この本では触れられていないが、ちょっと気になった点が一つある。寿命の伸長(と仕事をしなければいけない期間の延長)と事業の短命化で複数回のキャリアチェンジを余儀なくされると結論づける一方、経験豊富な年長者に依存するリスクが何度が出てくる。これからますます長く働かなければいけなくなると言われている一方で経験で対処出来ない仕事が増えていくこれから、年齢を重ねた後は何を仕事としていくべきなのだろうか?
高齢化社会を急速に突き進む日本としては、世界に先駆けてニュータイプ時代に適したな高齢者の活用方法を紹介できると素晴らしいのだが・・・。
この本も最近のビジネス本の例にもれず、タイトルが非常にわかりやすく整理されていて目次だけを見ていても全体がよくわかる上、セクションごとにまとめがある。それぞれのまとめだけを読んでも理解できるように出来ているのだが、実は注釈もなかなかに面白い。聖書含め多岐に渡る出典に著者の博識ぶりが伺い知れるのはもちろん、本文には入れていないけど伝えたいメッセージもあり、中にはガンダムに出てくるキャラクターの紹介もあり、こういう遊び心も楽しめた。

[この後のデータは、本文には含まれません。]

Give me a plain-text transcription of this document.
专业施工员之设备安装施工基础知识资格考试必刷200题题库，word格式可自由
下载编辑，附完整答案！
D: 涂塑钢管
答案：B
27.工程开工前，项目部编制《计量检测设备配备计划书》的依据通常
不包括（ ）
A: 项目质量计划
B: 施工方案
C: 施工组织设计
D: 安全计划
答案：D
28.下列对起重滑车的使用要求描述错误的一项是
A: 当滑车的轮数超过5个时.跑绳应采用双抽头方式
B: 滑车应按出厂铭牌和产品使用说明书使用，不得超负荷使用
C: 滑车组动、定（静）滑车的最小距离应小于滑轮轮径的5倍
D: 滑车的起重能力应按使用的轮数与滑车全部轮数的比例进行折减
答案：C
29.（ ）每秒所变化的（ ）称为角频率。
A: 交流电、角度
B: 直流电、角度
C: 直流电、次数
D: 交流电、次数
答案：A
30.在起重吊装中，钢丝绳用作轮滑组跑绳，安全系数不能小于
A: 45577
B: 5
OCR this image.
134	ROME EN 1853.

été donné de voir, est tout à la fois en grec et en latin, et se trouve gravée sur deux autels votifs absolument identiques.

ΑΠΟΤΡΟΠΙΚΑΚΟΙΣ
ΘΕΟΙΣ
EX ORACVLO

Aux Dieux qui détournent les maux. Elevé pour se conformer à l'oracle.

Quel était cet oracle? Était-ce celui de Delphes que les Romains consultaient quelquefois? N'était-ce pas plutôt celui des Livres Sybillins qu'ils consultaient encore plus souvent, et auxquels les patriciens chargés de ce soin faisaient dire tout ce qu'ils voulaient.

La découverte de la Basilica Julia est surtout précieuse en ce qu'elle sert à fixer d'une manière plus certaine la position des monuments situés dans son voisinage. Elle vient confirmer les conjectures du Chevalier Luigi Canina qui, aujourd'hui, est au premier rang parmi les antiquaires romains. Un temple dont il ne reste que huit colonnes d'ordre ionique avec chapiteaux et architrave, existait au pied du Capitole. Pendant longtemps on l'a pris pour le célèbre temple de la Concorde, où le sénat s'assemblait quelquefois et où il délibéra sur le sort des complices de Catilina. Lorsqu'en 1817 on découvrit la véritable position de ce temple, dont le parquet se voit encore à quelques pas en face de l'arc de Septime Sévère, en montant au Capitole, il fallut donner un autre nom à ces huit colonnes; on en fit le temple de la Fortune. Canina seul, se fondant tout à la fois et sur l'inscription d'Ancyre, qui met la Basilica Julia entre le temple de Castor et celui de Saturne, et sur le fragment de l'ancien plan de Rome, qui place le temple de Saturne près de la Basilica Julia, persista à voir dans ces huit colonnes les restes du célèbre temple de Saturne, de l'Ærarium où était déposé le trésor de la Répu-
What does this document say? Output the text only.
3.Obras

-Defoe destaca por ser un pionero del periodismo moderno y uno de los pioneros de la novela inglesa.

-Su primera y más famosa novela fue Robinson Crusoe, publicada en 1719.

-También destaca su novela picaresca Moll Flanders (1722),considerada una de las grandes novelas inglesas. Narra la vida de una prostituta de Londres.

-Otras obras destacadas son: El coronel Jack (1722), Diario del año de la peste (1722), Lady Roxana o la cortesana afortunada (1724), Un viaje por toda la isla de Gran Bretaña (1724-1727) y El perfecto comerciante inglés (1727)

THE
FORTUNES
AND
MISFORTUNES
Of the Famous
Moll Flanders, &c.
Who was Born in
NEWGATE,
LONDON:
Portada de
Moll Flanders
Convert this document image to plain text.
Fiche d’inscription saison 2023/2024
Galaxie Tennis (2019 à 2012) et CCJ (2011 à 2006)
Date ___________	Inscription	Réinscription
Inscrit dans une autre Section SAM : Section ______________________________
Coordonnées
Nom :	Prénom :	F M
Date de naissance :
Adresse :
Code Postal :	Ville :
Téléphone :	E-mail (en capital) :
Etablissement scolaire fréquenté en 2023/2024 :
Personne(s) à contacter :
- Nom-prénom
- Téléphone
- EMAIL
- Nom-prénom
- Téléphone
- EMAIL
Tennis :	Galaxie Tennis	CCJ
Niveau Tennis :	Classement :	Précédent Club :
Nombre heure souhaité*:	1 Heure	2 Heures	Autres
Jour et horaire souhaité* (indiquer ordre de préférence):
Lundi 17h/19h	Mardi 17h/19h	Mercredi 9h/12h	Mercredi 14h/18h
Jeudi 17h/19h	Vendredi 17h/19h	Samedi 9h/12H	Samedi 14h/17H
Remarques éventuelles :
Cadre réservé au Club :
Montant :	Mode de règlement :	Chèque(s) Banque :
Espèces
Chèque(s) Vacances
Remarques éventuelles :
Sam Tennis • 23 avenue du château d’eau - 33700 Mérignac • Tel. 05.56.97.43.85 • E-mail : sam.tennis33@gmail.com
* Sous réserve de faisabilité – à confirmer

世界一楽しい決算書の読み方 (大手町のランダムウォーカー)
一応会計システムに関わることが多かったので会計関連の書籍が目につくところにあるとついつい手に取ってしまうことがある。
まず、非常に分かりやすい。図解があり、シンプルで、色使いが分かりやすい。
実例が良い。例えばB/Sのバランスが2つ提示され、どちらがメルカリでどちらがブックオフか?というようなクイズが出てくる。
そして説明の文章も簡潔で、一つ一つのクイズは説明含めても数ページ程度。
B/S、P/L、C/Sについて、難しい専門用語は最小限に、仕組みを理解するのにはもってこいの一冊。